“行了,可以上岗了,先给你们一人分配一个带教老师,熟悉一下工作环境,三天以后就能上手了,祝工作顺利。”
三人被分到了三个不同的科室,白危雪换上白大褂走入诊室,里面坐着一个很年轻的男医生。主动介绍完自己,白危雪问:“需要我做什么吗?”
“你口才怎么样?”带教医生问。
白危雪:“不怎么样。”
带教医生一噎,他瞥了白危雪一眼,抬手甩给他一张病历单:“我等会儿有事要忙,要是有顾客来做项目,你帮我记录下需求,看见这些赚钱的项目没?给我尽力推销,尤其是这种个性化定制服务最赚钱。好好干啊,业绩跟你的工资直接挂钩,只有实习期干得好才有机会转正!”
白危雪点头,他看了眼电脑上一连串的项目,最低也要三十万起步。
五分钟后,一个牵着小男孩的中年女人走了进来。她唯唯诺诺地看着白危雪,连头也不敢抬,小声问:“您好,是张医生吗?我叫孙小梅,跟您提前预约过的。”

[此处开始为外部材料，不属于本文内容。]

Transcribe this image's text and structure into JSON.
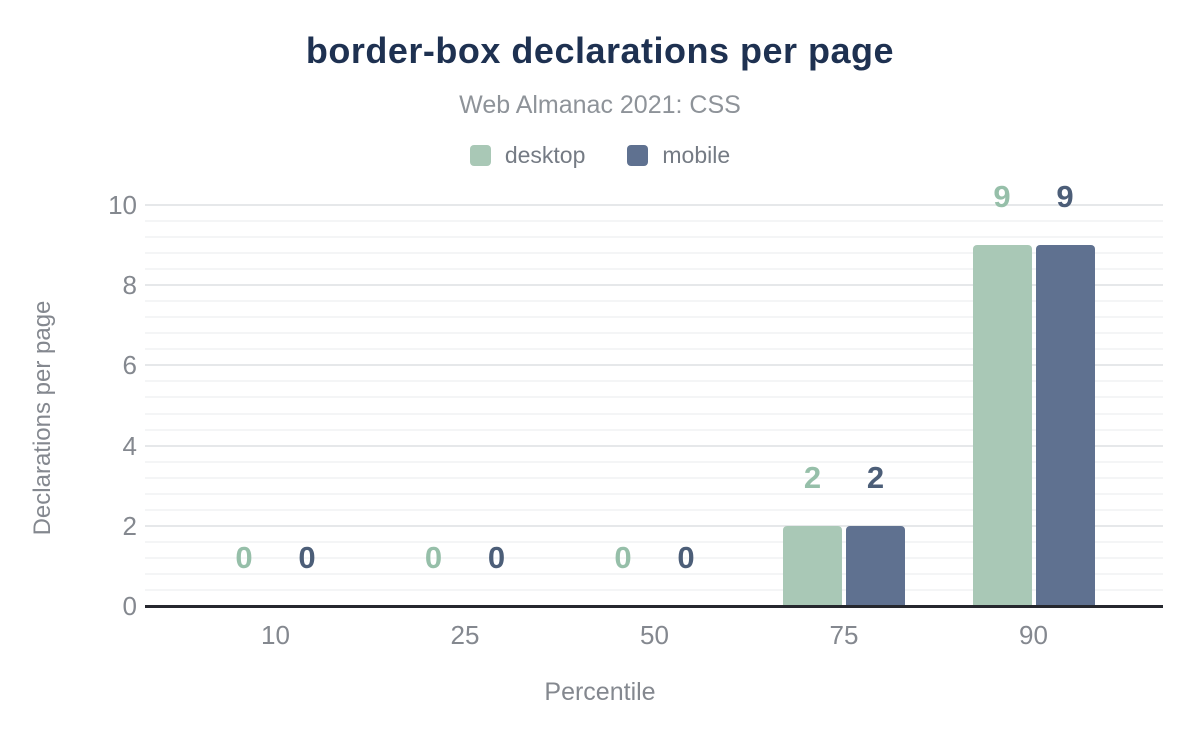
{
  "chart_data": {
    "type": "bar",
    "title": "border-box declarations per page",
    "subtitle": "Web Almanac 2021: CSS",
    "xlabel": "Percentile",
    "ylabel": "Declarations per page",
    "categories": [
      "10",
      "25",
      "50",
      "75",
      "90"
    ],
    "series": [
      {
        "name": "desktop",
        "color": "#a9c8b6",
        "label_color": "#96bfa9",
        "values": [
          0,
          0,
          0,
          2,
          9
        ]
      },
      {
        "name": "mobile",
        "color": "#5f7190",
        "label_color": "#4c5e78",
        "values": [
          0,
          0,
          0,
          2,
          9
        ]
      }
    ],
    "ylim": [
      0,
      10
    ],
    "yticks": [
      0,
      2,
      4,
      6,
      8,
      10
    ],
    "grid": "major and minor horizontal gridlines",
    "legend_position": "top",
    "data_labels": "shown above bars in series color"
  },
  "colors": {
    "title": "#1e3151",
    "subtitle": "#8e9399",
    "legend_text": "#757b84",
    "axis_text": "#84888f",
    "grid_major": "#e6e8ea",
    "grid_minor": "#f4f5f6",
    "baseline": "#26282e",
    "background": "#ffffff"
  }
}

白危雪:“我是他的助理,他等会就来。你先坐,跟我说一下你的需求吧。”
“哎哎,好。”诊室里只有一个凳子,孙小梅坐下来把小男孩抱在腿上,一边抹眼泪一边说,“我家孩子天天不学习,净玩儿那些乱七八糟的游戏,说了也不听,根本不服管教。那些游戏都是些什么东西,都把我家孩子教坏了!他玩儿这些游戏有什么用,将来能出人头地吗?能上清北吗?能找到好工作吗?能娶到好媳妇儿吗?”
白危雪不解:“这跟你来整容有什么关系。”
孙小梅揪着脏兮兮的袖套,喃喃道:“不行,这样下去不行,这次我一定要把他的游戏给戒了,我要他戒掉游戏!戒掉游戏!戒掉游戏!”
她语气越来越激烈,表情也越来越神经质。明明才四十出头的年纪,却已经两鬓斑白,满脸皱纹。脸颊的肌肉剧烈抽动着,她眼眶通红,紧紧抓着白危雪的袖子,仿佛抓住了救命稻草:
“医生,我怀这孩子的时候找大师算过,大师说他是天生的帝王命,生来就是享福的。我就指望着他飞黄腾达了,可他现在这个成绩,班里倒数第一,天天不学好只知道打游戏,可怎么办呀!他还这么小,前途光明无量,不能被一个游戏给毁了呀!虽然我知道很多孩子发育晚,得大点才能开窍,但是我的孩子得赢在起跑线上,不能被别人落下!”